Ambassador of Bangladesh to Ethiopia
- Incumbent
- Assumed office 4 July 2025
- President: Mohammed Shahabuddin
- Prime Minister: Muhammad Yunus (Chief Adviser of Bangladesh)
- Preceded by: Sikder Bodiruzzaman

Personal details
- Born: Joypurhat
- Spouse: Jobaida Khanam
- Relatives: Shafeenul Islam (brother)

Military service
- Allegiance: Bangladesh
- Branch/service: Bangladesh Air Force
- Rank: Air Vice-Marshal

= Sitwat Nayeem =

Air Vice Marshal Sitwat Nayeem is a two star air officer of the Bangladesh Air Force. He has been the ambassador of Bangladesh to Ethiopia since July 2025.

==Career==
Sitwat Nayeem graduated from Defence Services Command and Staff College (DSCSC) and earned a master's in military studies from National University, Bangladesh. He got his second staff course from Air Force Command College (AFCC), Beijing, China, and air war college course from Maxwell Air Force Base, Alabama, United States, and a master's in strategic studies. He is then graduated from National Defence College, Dhaka and achieved masters on social science in security and development from Bangladesh University of Professionals.

On 29 December 1991, Nayeem was commissioned in the Bangladesh Air Force in the General Duties (Pilot) branch.

Nayeem served two years in MONUSCO, the United Nations Organization Stabilization Mission in the Democratic Republic of the Congo. He served as chief waste management officer of Dhaka South City Corporation.

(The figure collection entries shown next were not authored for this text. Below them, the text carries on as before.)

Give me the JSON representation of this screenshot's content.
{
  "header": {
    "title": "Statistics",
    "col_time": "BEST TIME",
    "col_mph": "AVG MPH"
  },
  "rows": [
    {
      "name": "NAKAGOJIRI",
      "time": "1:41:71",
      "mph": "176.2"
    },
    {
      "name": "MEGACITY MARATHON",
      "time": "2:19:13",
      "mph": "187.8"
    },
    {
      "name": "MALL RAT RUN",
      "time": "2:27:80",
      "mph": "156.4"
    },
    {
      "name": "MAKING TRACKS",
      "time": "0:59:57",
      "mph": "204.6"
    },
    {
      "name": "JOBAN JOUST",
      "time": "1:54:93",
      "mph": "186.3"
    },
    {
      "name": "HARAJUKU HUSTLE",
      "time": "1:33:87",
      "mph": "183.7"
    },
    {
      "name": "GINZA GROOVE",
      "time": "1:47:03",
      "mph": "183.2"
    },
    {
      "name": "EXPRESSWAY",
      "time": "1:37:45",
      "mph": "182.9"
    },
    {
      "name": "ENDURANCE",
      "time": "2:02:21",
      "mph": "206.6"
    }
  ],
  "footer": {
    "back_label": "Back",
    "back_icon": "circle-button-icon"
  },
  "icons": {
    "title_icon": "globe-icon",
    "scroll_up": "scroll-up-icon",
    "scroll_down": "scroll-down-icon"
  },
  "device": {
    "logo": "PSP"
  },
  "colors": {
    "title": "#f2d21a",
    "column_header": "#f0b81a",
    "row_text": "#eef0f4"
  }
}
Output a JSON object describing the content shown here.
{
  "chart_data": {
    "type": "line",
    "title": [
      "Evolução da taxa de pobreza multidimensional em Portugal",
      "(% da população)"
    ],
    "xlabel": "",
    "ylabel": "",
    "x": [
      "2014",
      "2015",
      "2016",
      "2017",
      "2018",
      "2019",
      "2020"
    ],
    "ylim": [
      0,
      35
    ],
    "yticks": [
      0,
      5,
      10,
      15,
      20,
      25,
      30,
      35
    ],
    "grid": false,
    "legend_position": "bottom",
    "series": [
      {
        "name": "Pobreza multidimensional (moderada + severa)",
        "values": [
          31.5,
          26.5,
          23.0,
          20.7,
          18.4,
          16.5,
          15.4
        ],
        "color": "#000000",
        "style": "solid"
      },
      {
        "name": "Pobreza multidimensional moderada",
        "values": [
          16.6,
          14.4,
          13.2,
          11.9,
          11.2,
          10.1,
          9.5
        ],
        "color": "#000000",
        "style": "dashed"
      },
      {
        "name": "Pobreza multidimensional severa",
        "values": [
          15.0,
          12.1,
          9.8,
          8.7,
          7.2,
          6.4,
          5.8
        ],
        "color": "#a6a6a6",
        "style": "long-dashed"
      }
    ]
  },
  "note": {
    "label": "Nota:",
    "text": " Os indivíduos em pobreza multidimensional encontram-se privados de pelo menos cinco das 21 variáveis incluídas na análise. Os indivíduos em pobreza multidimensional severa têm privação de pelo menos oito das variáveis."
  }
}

Nayeem served as the director of the Cyber Warfare and Information Technology Directorate at Air Headquarters in Dhaka until 2025.

==Personal life==
Nayeem is married to Jobaida Khanam and has two sons. Nayeem's father, Colonel Md Nurul Islam, an Army Medical Corps officer, served in the Bangladesh Army for 33 years before retiring in 1994. His brother, Mohammad Shafeenul Islam, is a retired major general in the Bangladesh Army and former Director General of Border Guard Bangladesh. His sister is Shahneela Islam.